If ECCs are unable to retrieve a caller’s location, the information they provide can be critical to getting help in a timely fashion.
What happens if a caller is disconnected while on a 9-1-1 call?
If a caller is disconnected from a wireless 9-1-1 call, they should immediately call 9-1-1 again and let the ECC know they were disconnected. Location information only is available to the ECC when the phone is connected to 9-1-1. As a best practive, ECCs will attempt to reconnect with a disconnected caller, but they do not receive location information when they call a wireless phone.
Is there anything being done to improve the availability and accuracy of wireless 9-1-1 calls?
In February of 2015, the FCC issued additional rules for wireless carriers to improve the availability of location information and location accuracy using technology that is more modern. The FFC based the rules, which apply to all wireless calls, on calls measured from indoor locations, inherently improving the accuracy from call placed outdoors as well.
The following is an overview of the new standards and timelines for achieving them:
Nationwide wireless providers shall provide location information within 50 meters, for the following percentages of wireless 9-1-1 calls within the following timeframes, measured from the effective date of the adoption of this rule:
- Within 2 years: 40 percent of all wireless 9-1-1 calls.

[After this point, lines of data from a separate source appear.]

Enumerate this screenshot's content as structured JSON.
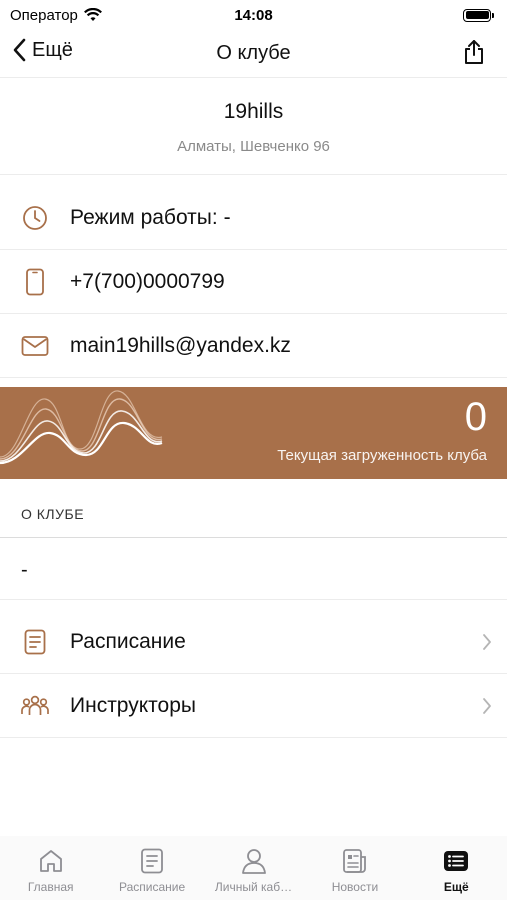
{
  "status_bar": {
    "carrier": "Оператор",
    "time": "14:08"
  },
  "nav": {
    "back_label": "Ещё",
    "title": "О клубе"
  },
  "club": {
    "name": "19hills",
    "address": "Алматы, Шевченко 96"
  },
  "info": {
    "hours": "Режим работы: -",
    "phone": "+7(700)0000799",
    "email": "main19hills@yandex.kz"
  },
  "load": {
    "value": "0",
    "label": "Текущая загруженность клуба"
  },
  "about": {
    "section_title": "О КЛУБЕ",
    "text": "-"
  },
  "links": [
    {
      "label": "Расписание",
      "icon": "schedule-icon"
    },
    {
      "label": "Инструкторы",
      "icon": "instructors-icon"
    }
  ],
  "tabs": [
    {
      "label": "Главная",
      "icon": "home-icon",
      "active": false
    },
    {
      "label": "Расписание",
      "icon": "schedule-icon",
      "active": false
    },
    {
      "label": "Личный каб…",
      "icon": "person-icon",
      "active": false
    },
    {
      "label": "Новости",
      "icon": "news-icon",
      "active": false
    },
    {
      "label": "Ещё",
      "icon": "more-list-icon",
      "active": true
    }
  ],
  "colors": {
    "accent": "#a8704a",
    "icon_brown": "#a8704a"
  }
}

- Within 3 years: 50 percent of all wireless 9-1-1 calls.
- Within 5 years: 70 percent of all wireless 9-1-1 calls.
- Within 6 years: 80 percent of all wireless 9-1-1 calls.

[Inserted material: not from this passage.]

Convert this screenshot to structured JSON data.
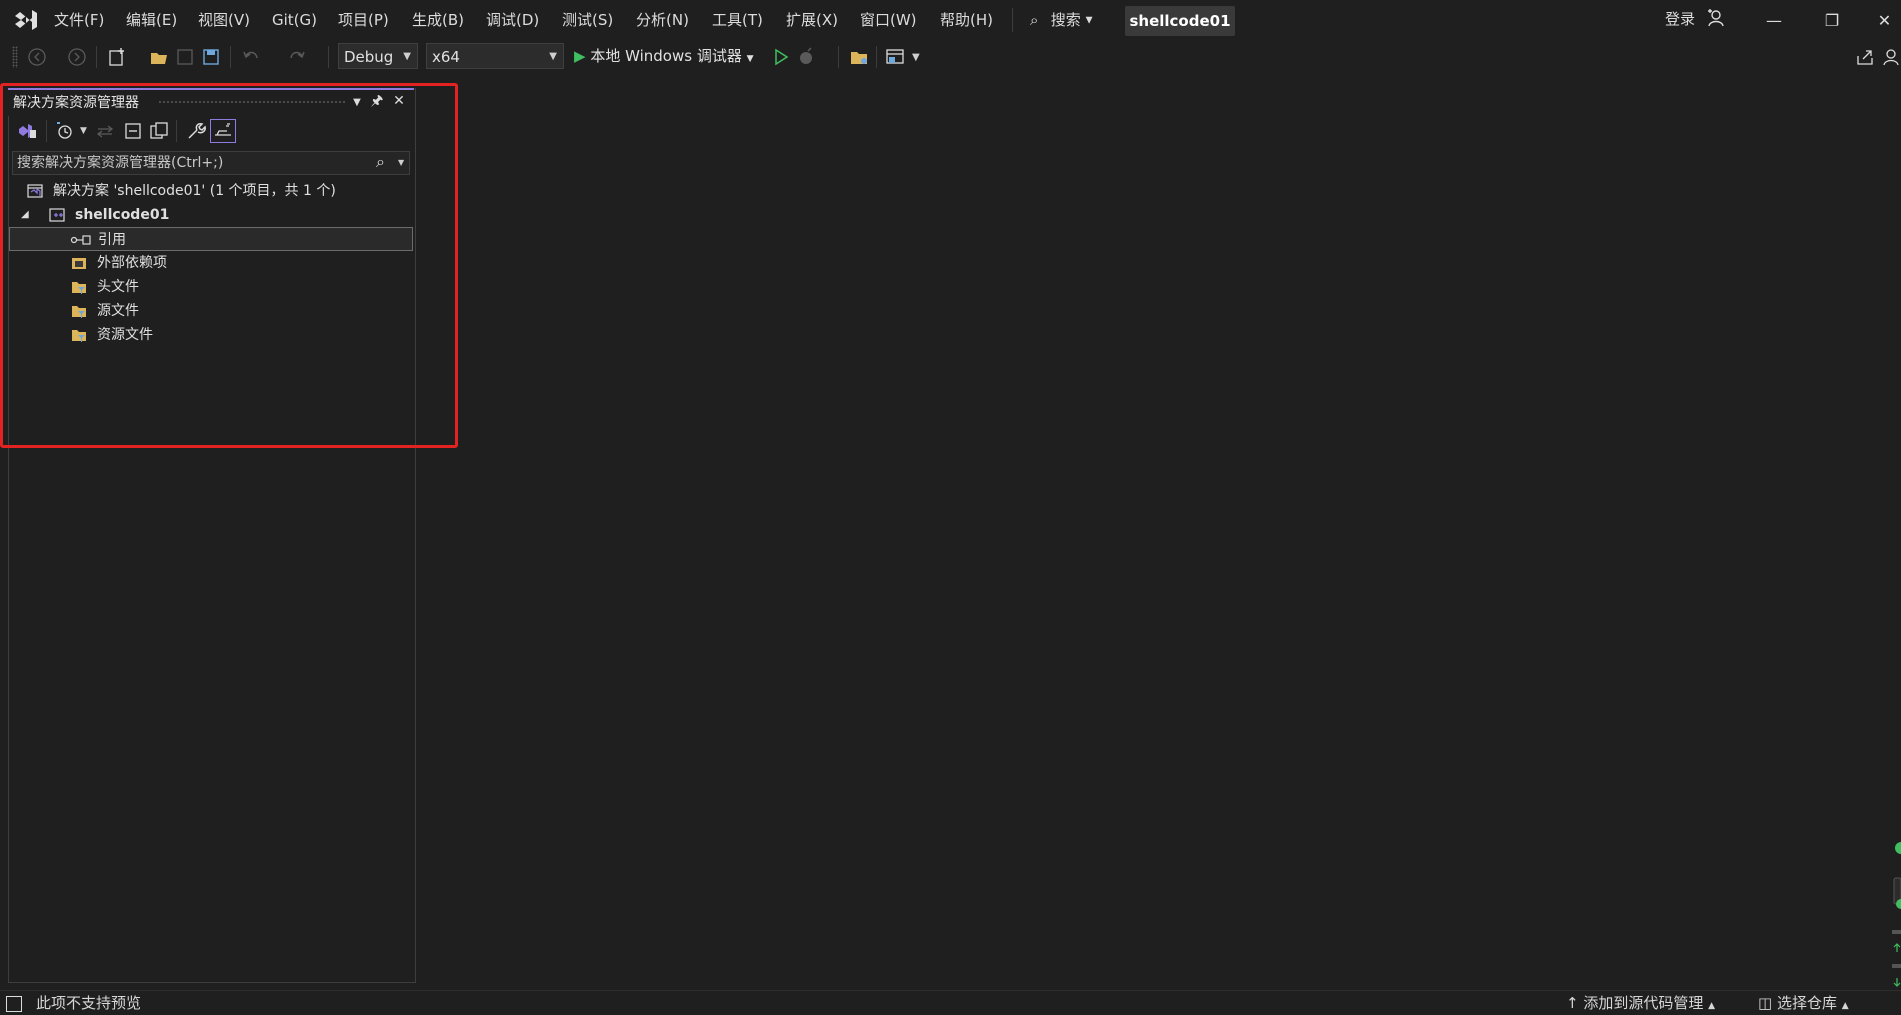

Vertical location: Wireless providers shall provide vertical location information with wireless 9-1-1 calls as described in this section, within the following timeframes, measured from the effective date of the adoption of this rule:
- Within 6 years each of the top 25 Commercial Wireless Markets (CMA), nationwide wireless providers shall deploy either a dispatchable location, or a z-axis technology in compliance with any z-axis accuracy metric that has been approved by the FCC.
- Within 8 years each of the top 50 CMAs, nationwide wireless providers shall deploy either a dispatchable location or a z-axis technology in compliance with any z-axis accuracy metric that has been approved by the FCC – the 10-county CAPCOG region is in this category.
- Non-nationwide wireless providers that serve any of the top 25 or 50 CMAs will have an additional year to meet each of these benchmarks.